Were you surprised by the decision?
“Not at all. When inflation rose in 2022 due to higher gas and oil prices, the ECB waited a long time before raising interest rates. It believed that high inflation would only be a temporary phenomenon. It received a lot of criticism for this at the time. That is why it fears Now they are cutting interest rates very quickly. They first want to be absolutely sure that inflation has fallen enough, even if there is a clear downward trend.
“You should know that interest rates are an important economic tool. High interest rates, as we know them now, mean that it is not easy for businesses to get loans and they become more expensive. It is also becoming more expensive for consumers to get credit to buy a car or a house.” “For example. The result is that consumers consume less and businesses invest less, leading to lower economic demand. As a result, prices will rise less quickly and will eventually fall.”
Inflation is falling. Next year, the European Central Bank expects the inflation rate to reach 2%, which is the ideal level. Are we now gradually returning to a normal economic situation?
“I don't have a crystal ball. No one can predict what will happen in the world. But apart from that, the situation is starting to return to normal. It seems unlikely to me that we will have to wait until next year to reach the 2 per cent. Inflation will continue to fall, meaning that buying or building a house will soon become cheaper again, and businesses will invest more or expand.
“Precisely for this reason, it is time for us to cut interest rates. But yes, the ECB is very conservative. Its forecasts are not neutral.”
You regularly criticize the European Central Bank's high interest rates. Why?
“One reason is that the banks benefit greatly from this. They currently receive 4% interest on their current accounts with the ECB. And how much interest do they offer their customers on current accounts? Zero percent! And they receive billions of euros from the ECB and the banks.” national economy in the eurozone. For Belgium alone this involves transferring almost 10 billion euros annually, and for the entire eurozone 140 billion euros annually.
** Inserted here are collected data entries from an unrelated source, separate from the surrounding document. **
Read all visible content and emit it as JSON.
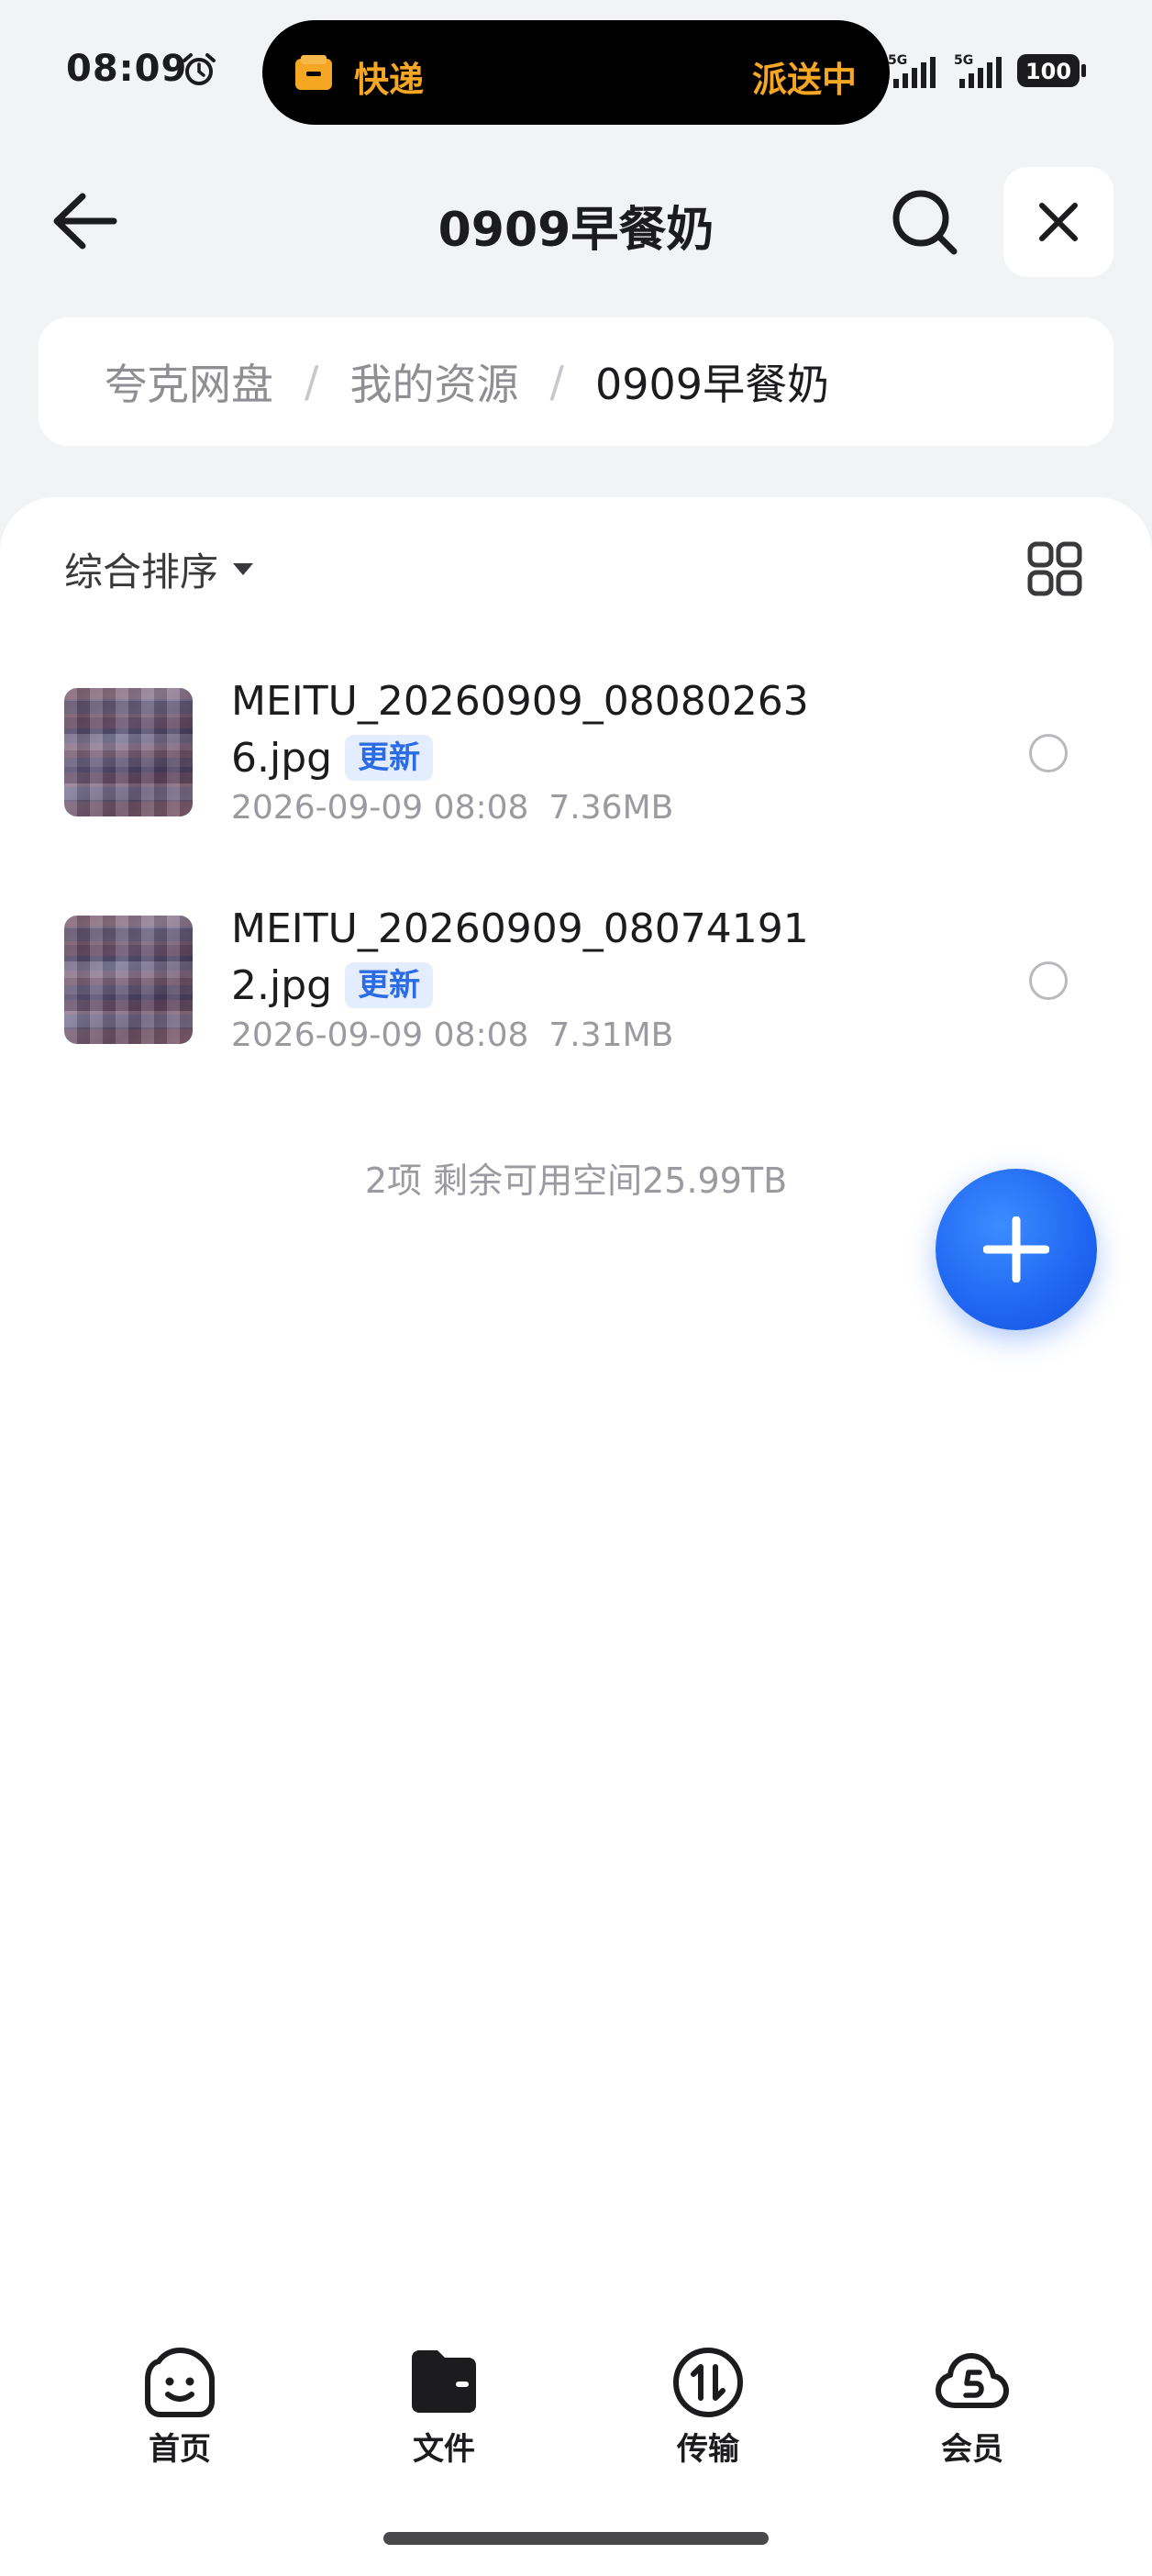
{
  "status_bar": {
    "time": "08:09",
    "island": {
      "left_label": "快递",
      "right_label": "派送中",
      "accent": "#f5a623"
    },
    "battery": "100",
    "signal_labels": [
      "5G",
      "5G"
    ]
  },
  "header": {
    "title": "0909早餐奶"
  },
  "breadcrumb": {
    "items": [
      "夸克网盘",
      "我的资源",
      "0909早餐奶"
    ],
    "separator": "/"
  },
  "toolbar": {
    "sort_label": "综合排序"
  },
  "files": [
    {
      "name": "MEITU_20260909_080802636.jpg",
      "badge": "更新",
      "date": "2026-09-09 08:08",
      "size": "7.36MB"
    },
    {
      "name": "MEITU_20260909_080741912.jpg",
      "badge": "更新",
      "date": "2026-09-09 08:08",
      "size": "7.31MB"
    }
  ],
  "summary": "2项 剩余可用空间25.99TB",
  "bottom_nav": {
    "items": [
      {
        "label": "首页",
        "icon": "home-face-icon"
      },
      {
        "label": "文件",
        "icon": "folder-icon"
      },
      {
        "label": "传输",
        "icon": "transfer-icon"
      },
      {
        "label": "会员",
        "icon": "member-cloud-icon"
      }
    ],
    "active_index": 1
  },
  "colors": {
    "primary": "#1f66f2",
    "badge_bg": "#e3edfd",
    "badge_text": "#2a6be6"
  }
}
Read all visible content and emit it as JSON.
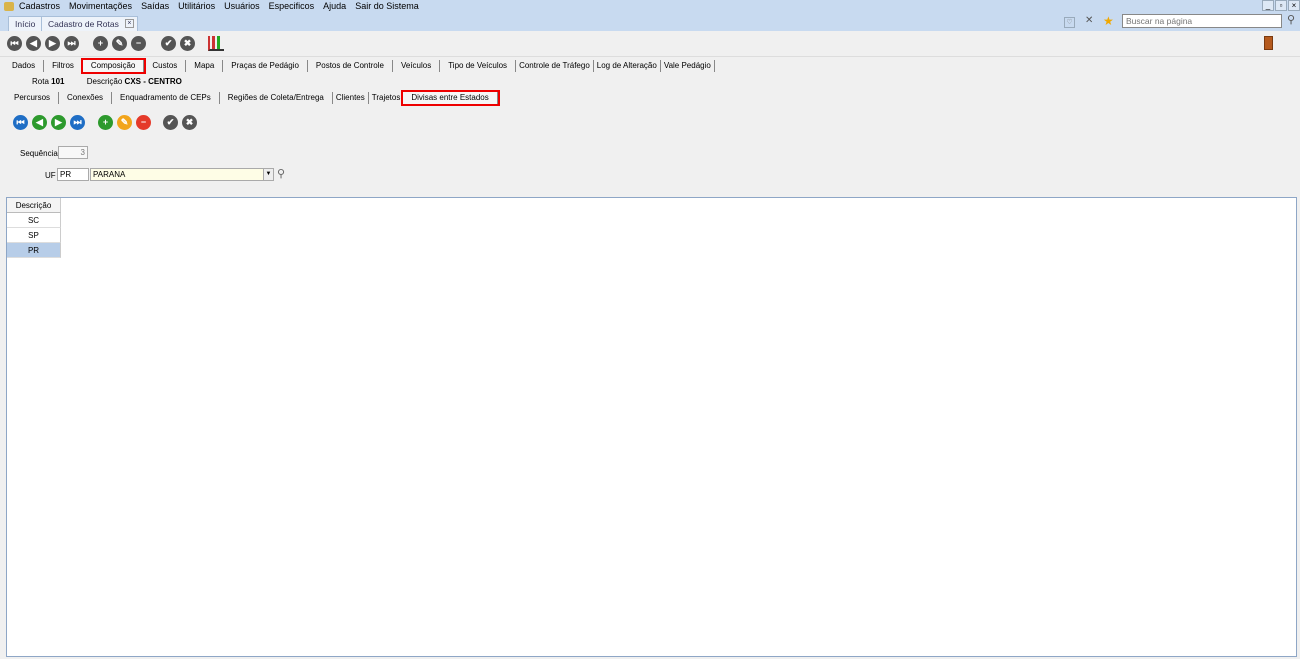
{
  "menu": [
    "Cadastros",
    "Movimentações",
    "Saídas",
    "Utilitários",
    "Usuários",
    "Especificos",
    "Ajuda",
    "Sair do Sistema"
  ],
  "doc_tabs": {
    "home": "Início",
    "active": "Cadastro de Rotas"
  },
  "search": {
    "placeholder": "Buscar na página"
  },
  "main_tabs": [
    "Dados",
    "Filtros",
    "Composição",
    "Custos",
    "Mapa",
    "Praças de Pedágio",
    "Postos de Controle",
    "Veículos",
    "Tipo de Veículos",
    "Controle de Tráfego",
    "Log de Alteração",
    "Vale Pedágio"
  ],
  "info": {
    "rota_label": "Rota",
    "rota_value": "101",
    "desc_label": "Descrição",
    "desc_value": "CXS - CENTRO"
  },
  "sub_tabs": [
    "Percursos",
    "Conexões",
    "Enquadramento de CEPs",
    "Regiões de Coleta/Entrega",
    "Clientes",
    "Trajetos",
    "Divisas entre Estados"
  ],
  "form": {
    "seq_label": "Sequência",
    "seq_value": "3",
    "uf_label": "UF",
    "uf_code": "PR",
    "uf_name": "PARANA"
  },
  "grid": {
    "header": "Descrição",
    "rows": [
      "SC",
      "SP",
      "PR"
    ]
  }
}
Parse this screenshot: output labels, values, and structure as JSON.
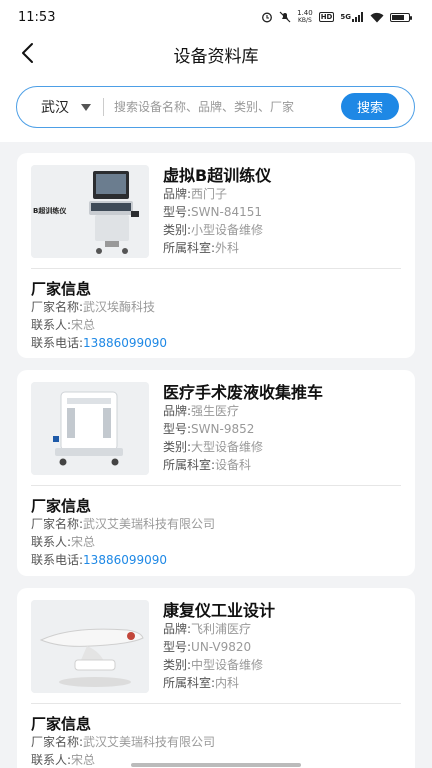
{
  "status": {
    "time": "11:53",
    "speed": "1.40",
    "speed_unit": "KB/S",
    "hd": "HD",
    "network": "5G"
  },
  "header": {
    "title": "设备资料库"
  },
  "search": {
    "city": "武汉",
    "placeholder": "搜索设备名称、品牌、类别、厂家",
    "button_label": "搜索"
  },
  "labels": {
    "brand": "品牌:",
    "model": "型号:",
    "category": "类别:",
    "department": "所属科室:",
    "vendor_section": "厂家信息",
    "vendor_name": "厂家名称:",
    "contact": "联系人:",
    "phone": "联系电话:"
  },
  "products": [
    {
      "name": "虚拟B超训练仪",
      "image_caption": "B超训练仪",
      "brand": "西门子",
      "model": "SWN-84151",
      "category": "小型设备维修",
      "department": "外科",
      "vendor": {
        "name": "武汉埃酶科技",
        "contact": "宋总",
        "phone": "13886099090"
      }
    },
    {
      "name": "医疗手术废液收集推车",
      "brand": "强生医疗",
      "model": "SWN-9852",
      "category": "大型设备维修",
      "department": "设备科",
      "vendor": {
        "name": "武汉艾美瑞科技有限公司",
        "contact": "宋总",
        "phone": "13886099090"
      }
    },
    {
      "name": "康复仪工业设计",
      "brand": "飞利浦医疗",
      "model": "UN-V9820",
      "category": "中型设备维修",
      "department": "内科",
      "vendor": {
        "name": "武汉艾美瑞科技有限公司",
        "contact": "宋总"
      }
    }
  ]
}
To give you an idea: the EU pays almost 50 billion euros annually to farmers, who then have to Meet all kinds of conditions and rules to benefit from this money.
“The banks receive almost three times the amount, without any conditions. That is why bank economists are happy when the ECB decides not to let interest rates fall. This gets relatively little attention in the media. But personally I think this is a great shame.” .
Economic growth in the eurozone now stands at nearly zero percent. Doesn't the European Central Bank threaten to paralyze our economy?
“Absolute. If you set interest rates too high, people will buy and invest less. This leads to lower demand for goods and services and a slowdown in the economy. So yes, these high interest rates are dangerous. But the ECB first wants to reach an inflation rate of 2 “We are almost at this stage at the moment. We are hovering around 2.6 percent.”
In the summer of 2022, interest rates were still below zero, and are now at 4%. Will we later look at this as a historical period?
“Four percent is high, but certainly not unprecedented. During the oil crises of the 1970s and 1980s, inflation reached 13 to 14 percent. The interest rate on government bonds was also much higher at that time. Compared to that time, this is Peanuts “.